Talk of a global trade war is ramping up – and from where we’re sitting, this uncertainty is giving corporates an important reason to check the health of their supply chains. In our latest blog, Jon Keating - Chief Sales Officer - explores what a global trade war really means for your supply chain.
So what’s been happening? In a nutshell, since the beginning of the year President Trump has announced trade tariffs on imports ranging from washing machines and solar panels to steel and aluminum. While much of the focus has been on China, the U.S. has recently announced that Europe, Canada and Mexico will also be subject to hefty steel and aluminum tariffs.
Of course, trade tariffs are not a one-way street. China and the EU have already drawn up lists of possible tariffs to be imposed on U.S. goods. With Mexico and Canada also likely to retaliate, how concerned should you be about the prospect of a global trade war and the possible impact to your supply chain? And what can you do to make your supply chain more resilient in the face of any disruption that could follow?
The first thing to know is that not everyone would be affected by a trade war in the same way. Domestic steel producers in the U.S may be able to charge higher prices than in the past – but other companies could struggle to stay competitive in the global market.
This could affect businesses in the countries directly affected by tariffs, but also those further afield. If you’re a U.S. farmer, for example, you could see a major impact if China goes ahead with proposed tariffs on soybean imports. Or if you’re a German carmaker headquartered in the U.S., your exports could become less profitable if relevant tariffs are adopted.

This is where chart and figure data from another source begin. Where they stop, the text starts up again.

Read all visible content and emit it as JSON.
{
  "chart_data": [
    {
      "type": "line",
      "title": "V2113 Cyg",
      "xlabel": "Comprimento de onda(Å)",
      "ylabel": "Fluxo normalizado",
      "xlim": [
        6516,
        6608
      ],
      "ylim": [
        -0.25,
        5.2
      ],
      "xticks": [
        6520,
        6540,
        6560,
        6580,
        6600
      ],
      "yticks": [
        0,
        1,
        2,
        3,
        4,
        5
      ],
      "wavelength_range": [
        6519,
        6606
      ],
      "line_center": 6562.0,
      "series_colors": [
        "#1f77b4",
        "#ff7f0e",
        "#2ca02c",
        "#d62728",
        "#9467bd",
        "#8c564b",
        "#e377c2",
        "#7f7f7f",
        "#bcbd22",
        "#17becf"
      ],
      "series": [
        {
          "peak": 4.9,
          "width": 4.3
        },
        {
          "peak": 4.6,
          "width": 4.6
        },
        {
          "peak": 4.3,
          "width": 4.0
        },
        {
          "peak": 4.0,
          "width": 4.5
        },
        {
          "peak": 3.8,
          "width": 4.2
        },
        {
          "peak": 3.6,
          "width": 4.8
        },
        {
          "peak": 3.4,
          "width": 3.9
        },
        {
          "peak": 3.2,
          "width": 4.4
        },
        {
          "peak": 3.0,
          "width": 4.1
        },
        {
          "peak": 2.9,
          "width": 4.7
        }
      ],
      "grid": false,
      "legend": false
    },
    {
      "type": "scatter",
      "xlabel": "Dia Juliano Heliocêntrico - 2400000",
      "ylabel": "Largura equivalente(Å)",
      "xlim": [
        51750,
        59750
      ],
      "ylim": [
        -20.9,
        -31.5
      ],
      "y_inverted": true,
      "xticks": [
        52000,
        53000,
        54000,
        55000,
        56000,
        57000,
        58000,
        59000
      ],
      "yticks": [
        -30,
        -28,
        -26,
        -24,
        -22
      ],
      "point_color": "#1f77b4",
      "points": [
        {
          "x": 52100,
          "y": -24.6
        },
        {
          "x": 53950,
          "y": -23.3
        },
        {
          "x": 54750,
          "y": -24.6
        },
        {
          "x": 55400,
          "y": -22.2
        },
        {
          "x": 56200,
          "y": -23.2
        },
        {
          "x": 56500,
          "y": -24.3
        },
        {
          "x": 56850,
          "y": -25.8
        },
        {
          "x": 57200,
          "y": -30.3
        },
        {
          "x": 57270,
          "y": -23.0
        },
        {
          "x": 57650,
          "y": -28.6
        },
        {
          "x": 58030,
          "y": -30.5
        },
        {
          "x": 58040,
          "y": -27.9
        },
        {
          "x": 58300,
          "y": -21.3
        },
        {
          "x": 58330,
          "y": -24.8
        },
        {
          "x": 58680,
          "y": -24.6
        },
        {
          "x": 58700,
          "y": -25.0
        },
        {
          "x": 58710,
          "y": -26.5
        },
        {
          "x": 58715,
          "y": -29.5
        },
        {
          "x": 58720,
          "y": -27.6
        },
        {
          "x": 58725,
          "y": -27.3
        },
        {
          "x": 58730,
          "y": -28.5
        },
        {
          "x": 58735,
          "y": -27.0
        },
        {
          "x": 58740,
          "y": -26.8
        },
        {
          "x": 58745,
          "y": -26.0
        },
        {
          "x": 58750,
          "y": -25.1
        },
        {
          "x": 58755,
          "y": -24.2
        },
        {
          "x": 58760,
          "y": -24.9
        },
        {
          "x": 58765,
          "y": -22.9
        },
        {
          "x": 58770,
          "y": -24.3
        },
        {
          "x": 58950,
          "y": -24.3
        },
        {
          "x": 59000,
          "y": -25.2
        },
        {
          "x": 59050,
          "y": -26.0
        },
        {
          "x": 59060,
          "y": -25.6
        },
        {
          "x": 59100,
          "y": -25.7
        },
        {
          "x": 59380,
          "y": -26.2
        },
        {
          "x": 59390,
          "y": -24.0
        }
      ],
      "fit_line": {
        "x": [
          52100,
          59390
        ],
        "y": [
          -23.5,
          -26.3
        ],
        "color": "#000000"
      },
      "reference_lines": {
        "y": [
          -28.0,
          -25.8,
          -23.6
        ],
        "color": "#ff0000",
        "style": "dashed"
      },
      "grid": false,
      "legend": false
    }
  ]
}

The complexities of global supply chains mean that companies will be affected in different ways, depending on their industry sectors and business models. So you might use machines imported from China to manufacture products which are then exported to China – in which case you could see both higher costs and a negative impact to your competitive position as a result of higher tariffs.
If you’re a large buyer, it’s crucial to monitor these developments and weigh up the possible impact on your supply chain. In uncertain times, suppliers tend to need more liquidity as they struggle to achieve certainty and confidence in their business forecasts. And any disruption experienced by suppliers could have a knock-on effect for their customers. If a key supplier fails and crucial components suddenly become unavailable, it may be difficult – or even impossible – to switch suppliers at short notice.
So what can you do to protect your supply chain in the current market? First of all, it’s important to understand how your suppliers could be affected by future trade tariffs, either directly or indirectly. You can then consider what measures you can take to address any potential risks. Supplier finance solutions, for example, enable you to improve your supply chain’s financial health. Large buyers usually have better access to capital and cash reserves, whereas suppliers tend to face higher funding costs. Supplier financing solutions take advantage of this mismatch by allowing your suppliers to get early payment for their invoices in return for a small discount.
The price of funding in this type of solution is often less than for other sources of capital, so suppliers can access funds at a price and on a timescale that suits them. This means your suppliers can plan ahead with confidence, despite the uncertainty brought by the prospect of a global trade war. Meanwhile, you can rest assured that your supply chain is protected from cash flow related disruptions.
Tariffs and beyond
In fact, we’ve found that many companies now adopting supplier financing are doing so because of uncertainties in the current market. In the past, companies have usually adopted this type of program to optimize their own working capital position, or reduce the cost of goods purchased. But in the last few months we’ve seen a clear shift, with more companies choosing to adopt supplier finance specifically because they are worried about threats to their supply chains.